Death benefit waiver

This waiver passes on your annuity to your beneficiary if you die before you annuitize; that is, before you begin to receive payments from your annuity, presumably at retirement.

Nursing home waiver

When you use a nursing home waiver, you won’t be charged surrender fees and you’ll be allowed access to some, or all, of your annuity if you’re confined to a nursing facility. You’ll need to submit written confirmation from the nursing facility and your physician.

Terminal illness waiver

Your annuity might contain a provision that waives surrender charges if you become terminally ill, thus allowing you access to your money when you may need it most. While the definition of terminally ill may vary slightly from company to company, it’s generally a condition that will result in your death within six months to a year.

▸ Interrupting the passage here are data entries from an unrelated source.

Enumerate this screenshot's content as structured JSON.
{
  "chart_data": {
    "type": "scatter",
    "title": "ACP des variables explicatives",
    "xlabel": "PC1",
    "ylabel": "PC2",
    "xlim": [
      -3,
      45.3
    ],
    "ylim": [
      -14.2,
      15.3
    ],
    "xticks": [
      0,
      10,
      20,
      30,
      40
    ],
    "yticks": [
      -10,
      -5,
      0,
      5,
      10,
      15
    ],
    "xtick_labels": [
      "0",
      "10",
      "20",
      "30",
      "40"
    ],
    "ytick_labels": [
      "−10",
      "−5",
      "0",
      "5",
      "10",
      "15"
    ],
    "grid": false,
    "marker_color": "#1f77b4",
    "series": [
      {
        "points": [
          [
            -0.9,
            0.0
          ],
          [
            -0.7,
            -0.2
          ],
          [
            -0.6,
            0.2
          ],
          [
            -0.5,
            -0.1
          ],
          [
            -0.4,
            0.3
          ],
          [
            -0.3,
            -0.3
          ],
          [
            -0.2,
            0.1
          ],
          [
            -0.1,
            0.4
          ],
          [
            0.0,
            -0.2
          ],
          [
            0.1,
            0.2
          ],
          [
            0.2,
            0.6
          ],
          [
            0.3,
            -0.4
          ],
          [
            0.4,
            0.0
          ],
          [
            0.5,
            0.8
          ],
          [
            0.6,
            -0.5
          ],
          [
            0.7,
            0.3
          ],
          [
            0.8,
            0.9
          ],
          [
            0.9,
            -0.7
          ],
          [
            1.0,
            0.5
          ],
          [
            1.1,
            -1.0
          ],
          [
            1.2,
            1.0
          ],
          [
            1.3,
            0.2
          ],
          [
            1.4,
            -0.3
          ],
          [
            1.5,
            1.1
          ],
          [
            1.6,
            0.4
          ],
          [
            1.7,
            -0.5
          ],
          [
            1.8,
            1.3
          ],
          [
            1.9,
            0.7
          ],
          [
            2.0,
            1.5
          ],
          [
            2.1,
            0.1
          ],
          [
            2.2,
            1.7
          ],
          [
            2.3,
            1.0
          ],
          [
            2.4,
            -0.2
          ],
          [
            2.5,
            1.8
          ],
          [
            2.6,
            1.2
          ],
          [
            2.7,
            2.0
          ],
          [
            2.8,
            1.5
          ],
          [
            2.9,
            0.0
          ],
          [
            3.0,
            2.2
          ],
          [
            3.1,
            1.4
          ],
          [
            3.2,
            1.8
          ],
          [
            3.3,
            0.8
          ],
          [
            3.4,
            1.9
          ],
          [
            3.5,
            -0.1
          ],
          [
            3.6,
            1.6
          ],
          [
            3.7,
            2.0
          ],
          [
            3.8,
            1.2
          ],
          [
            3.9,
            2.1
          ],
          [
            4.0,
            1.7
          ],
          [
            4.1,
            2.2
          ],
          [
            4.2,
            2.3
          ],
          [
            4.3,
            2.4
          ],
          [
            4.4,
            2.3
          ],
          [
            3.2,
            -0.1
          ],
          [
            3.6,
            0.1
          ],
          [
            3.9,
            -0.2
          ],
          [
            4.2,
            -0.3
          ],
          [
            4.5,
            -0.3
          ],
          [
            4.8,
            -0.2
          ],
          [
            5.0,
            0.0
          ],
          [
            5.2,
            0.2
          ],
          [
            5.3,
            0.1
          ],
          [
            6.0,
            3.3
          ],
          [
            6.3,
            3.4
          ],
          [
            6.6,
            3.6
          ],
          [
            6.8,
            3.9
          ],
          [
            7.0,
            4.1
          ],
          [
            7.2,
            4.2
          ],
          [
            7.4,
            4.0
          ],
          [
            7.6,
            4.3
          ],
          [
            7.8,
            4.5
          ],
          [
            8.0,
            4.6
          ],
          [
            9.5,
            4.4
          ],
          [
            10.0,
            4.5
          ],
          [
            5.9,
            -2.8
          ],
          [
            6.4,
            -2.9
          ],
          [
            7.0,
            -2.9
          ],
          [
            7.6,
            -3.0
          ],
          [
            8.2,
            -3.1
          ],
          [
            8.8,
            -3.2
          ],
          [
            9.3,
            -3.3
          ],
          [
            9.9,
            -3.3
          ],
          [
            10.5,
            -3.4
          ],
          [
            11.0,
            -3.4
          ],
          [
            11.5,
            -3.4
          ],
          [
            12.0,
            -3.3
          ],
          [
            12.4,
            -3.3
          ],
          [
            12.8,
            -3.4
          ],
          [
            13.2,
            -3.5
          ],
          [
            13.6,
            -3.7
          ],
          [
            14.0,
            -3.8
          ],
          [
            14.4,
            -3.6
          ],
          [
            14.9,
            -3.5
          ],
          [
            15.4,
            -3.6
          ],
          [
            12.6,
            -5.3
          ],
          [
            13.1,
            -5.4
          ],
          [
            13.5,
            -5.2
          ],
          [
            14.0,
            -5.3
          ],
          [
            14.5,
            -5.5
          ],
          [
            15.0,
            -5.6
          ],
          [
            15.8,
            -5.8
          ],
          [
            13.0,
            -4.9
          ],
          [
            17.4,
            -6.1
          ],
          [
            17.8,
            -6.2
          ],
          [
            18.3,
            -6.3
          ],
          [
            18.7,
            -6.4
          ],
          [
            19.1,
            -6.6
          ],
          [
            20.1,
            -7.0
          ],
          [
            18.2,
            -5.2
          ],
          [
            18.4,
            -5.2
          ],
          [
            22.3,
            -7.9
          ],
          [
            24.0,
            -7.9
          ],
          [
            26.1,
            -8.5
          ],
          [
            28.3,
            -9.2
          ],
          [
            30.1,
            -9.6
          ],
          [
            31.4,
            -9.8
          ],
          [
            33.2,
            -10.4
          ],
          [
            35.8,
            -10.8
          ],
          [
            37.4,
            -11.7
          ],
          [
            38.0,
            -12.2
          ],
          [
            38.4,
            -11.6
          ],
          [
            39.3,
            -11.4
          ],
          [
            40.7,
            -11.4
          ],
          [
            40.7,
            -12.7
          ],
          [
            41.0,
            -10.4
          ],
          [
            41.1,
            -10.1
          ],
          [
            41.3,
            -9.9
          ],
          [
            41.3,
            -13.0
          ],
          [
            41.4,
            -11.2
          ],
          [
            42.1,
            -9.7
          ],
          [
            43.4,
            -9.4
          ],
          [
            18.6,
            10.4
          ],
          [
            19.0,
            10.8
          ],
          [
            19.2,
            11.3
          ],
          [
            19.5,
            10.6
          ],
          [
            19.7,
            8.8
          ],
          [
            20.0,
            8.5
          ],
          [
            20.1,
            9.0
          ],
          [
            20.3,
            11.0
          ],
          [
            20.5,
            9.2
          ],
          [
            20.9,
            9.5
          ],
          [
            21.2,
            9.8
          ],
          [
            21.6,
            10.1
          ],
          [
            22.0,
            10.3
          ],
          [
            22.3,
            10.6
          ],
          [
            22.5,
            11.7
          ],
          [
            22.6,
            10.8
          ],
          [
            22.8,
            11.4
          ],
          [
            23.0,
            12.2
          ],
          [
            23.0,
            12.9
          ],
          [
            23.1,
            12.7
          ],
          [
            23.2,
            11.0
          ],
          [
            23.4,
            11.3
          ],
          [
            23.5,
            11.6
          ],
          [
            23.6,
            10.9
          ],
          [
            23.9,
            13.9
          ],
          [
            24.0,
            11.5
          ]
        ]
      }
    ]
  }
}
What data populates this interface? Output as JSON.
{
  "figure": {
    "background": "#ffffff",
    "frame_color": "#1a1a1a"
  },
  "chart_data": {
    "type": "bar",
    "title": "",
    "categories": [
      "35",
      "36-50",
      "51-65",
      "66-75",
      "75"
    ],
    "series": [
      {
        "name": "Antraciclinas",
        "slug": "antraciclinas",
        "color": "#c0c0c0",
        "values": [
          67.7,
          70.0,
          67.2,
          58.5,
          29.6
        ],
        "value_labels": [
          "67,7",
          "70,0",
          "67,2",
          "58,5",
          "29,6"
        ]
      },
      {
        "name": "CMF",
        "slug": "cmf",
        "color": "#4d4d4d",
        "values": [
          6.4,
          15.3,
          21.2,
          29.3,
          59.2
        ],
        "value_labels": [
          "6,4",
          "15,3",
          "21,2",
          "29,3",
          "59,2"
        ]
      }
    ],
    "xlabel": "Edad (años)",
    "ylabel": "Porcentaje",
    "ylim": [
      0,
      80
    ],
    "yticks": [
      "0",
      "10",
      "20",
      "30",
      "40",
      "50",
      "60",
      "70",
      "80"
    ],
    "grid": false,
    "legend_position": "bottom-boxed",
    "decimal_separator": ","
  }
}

As with the nursing home waiver, an insurance company will want certification from your doctor (and perhaps from their doctor as well) that your life expectancy is indeed a matter of months.

Disability waiver

The risk of disability is greater than the risk of death at all ages between 20 and 65. That said, it makes sense to protect yourself financially if you do become disabled, and that includes annuity considerations. Unfortunately, only 20 percent of fixed annuities and only two of the 10 top-selling variable annuities offer a disability waiver, according to Beacon Research and Morningstar Annuity Research Center.

Do you have a waiver?

It’s important to read your policy to find out if your annuity contains any provision that allows the surrender or withdrawal fee to be waived or reduced. It may contain some, all, or none of these waivers. It might even contain changes not mentioned above.

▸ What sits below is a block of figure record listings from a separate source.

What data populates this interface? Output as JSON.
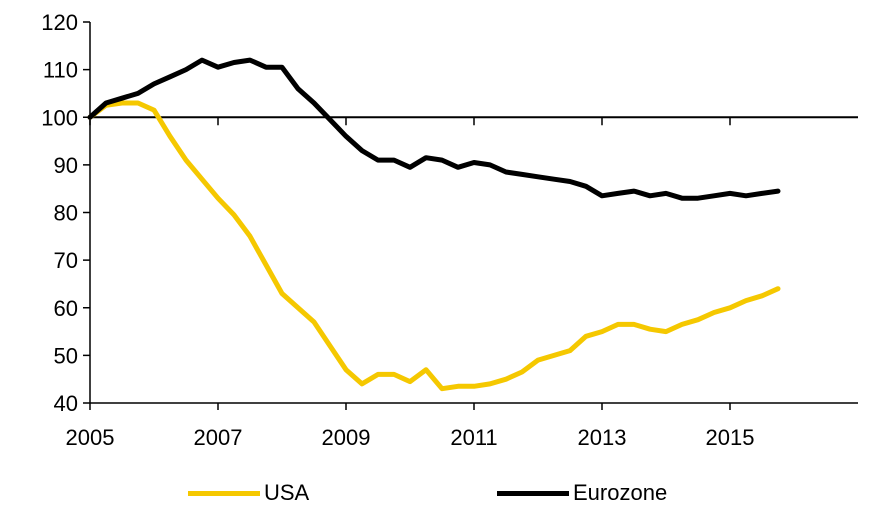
{
  "chart_data": {
    "type": "line",
    "title": "",
    "xlabel": "",
    "ylabel": "",
    "xlim": [
      2005,
      2017
    ],
    "ylim": [
      40,
      120
    ],
    "x_tick_labels": [
      "2005",
      "2007",
      "2009",
      "2011",
      "2013",
      "2015"
    ],
    "y_tick_labels": [
      "40",
      "50",
      "60",
      "70",
      "80",
      "90",
      "100",
      "110",
      "120"
    ],
    "reference_line": 100,
    "grid": false,
    "legend_position": "bottom",
    "series": [
      {
        "name": "USA",
        "color": "#f5c800",
        "x": [
          2005.0,
          2005.25,
          2005.5,
          2005.75,
          2006.0,
          2006.25,
          2006.5,
          2006.75,
          2007.0,
          2007.25,
          2007.5,
          2007.75,
          2008.0,
          2008.25,
          2008.5,
          2008.75,
          2009.0,
          2009.25,
          2009.5,
          2009.75,
          2010.0,
          2010.25,
          2010.5,
          2010.75,
          2011.0,
          2011.25,
          2011.5,
          2011.75,
          2012.0,
          2012.25,
          2012.5,
          2012.75,
          2013.0,
          2013.25,
          2013.5,
          2013.75,
          2014.0,
          2014.25,
          2014.5,
          2014.75,
          2015.0,
          2015.25,
          2015.5,
          2015.75
        ],
        "values": [
          100,
          102.5,
          103,
          103,
          101.5,
          96,
          91,
          87,
          83,
          79.5,
          75,
          69,
          63,
          60,
          57,
          52,
          47,
          44,
          46,
          46,
          44.5,
          47,
          43,
          43.5,
          43.5,
          44,
          45,
          46.5,
          49,
          50,
          51,
          54,
          55,
          56.5,
          56.5,
          55.5,
          55,
          56.5,
          57.5,
          59,
          60,
          61.5,
          62.5,
          64
        ]
      },
      {
        "name": "Eurozone",
        "color": "#000000",
        "x": [
          2005.0,
          2005.25,
          2005.5,
          2005.75,
          2006.0,
          2006.25,
          2006.5,
          2006.75,
          2007.0,
          2007.25,
          2007.5,
          2007.75,
          2008.0,
          2008.25,
          2008.5,
          2008.75,
          2009.0,
          2009.25,
          2009.5,
          2009.75,
          2010.0,
          2010.25,
          2010.5,
          2010.75,
          2011.0,
          2011.25,
          2011.5,
          2011.75,
          2012.0,
          2012.25,
          2012.5,
          2012.75,
          2013.0,
          2013.25,
          2013.5,
          2013.75,
          2014.0,
          2014.25,
          2014.5,
          2014.75,
          2015.0,
          2015.25,
          2015.5,
          2015.75
        ],
        "values": [
          100,
          103,
          104,
          105,
          107,
          108.5,
          110,
          112,
          110.5,
          111.5,
          112,
          110.5,
          110.5,
          106,
          103,
          99.5,
          96,
          93,
          91,
          91,
          89.5,
          91.5,
          91,
          89.5,
          90.5,
          90,
          88.5,
          88,
          87.5,
          87,
          86.5,
          85.5,
          83.5,
          84,
          84.5,
          83.5,
          84,
          83,
          83,
          83.5,
          84,
          83.5,
          84,
          84.5
        ]
      }
    ]
  }
}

Actuaries determine insurers’ costs for providing waivers, so if your annuity doesn’t have any waivers at all, it’s because the cost of providing them was never factored into the annuity’s administrative fees. It’s always worth a call to your insurance company to find out if they will add a waiver. Some smaller insurers might be more willing to accommodate such a request. Your age and health could be a consideration, too.

In most cases, there’s no extra charge for waivers because they’re built into your contract when you purchase it. But you may face a 10 percent federal tax penalty if you withdraw money before age 59 ½, depending on the situation. Check with your tax adviser.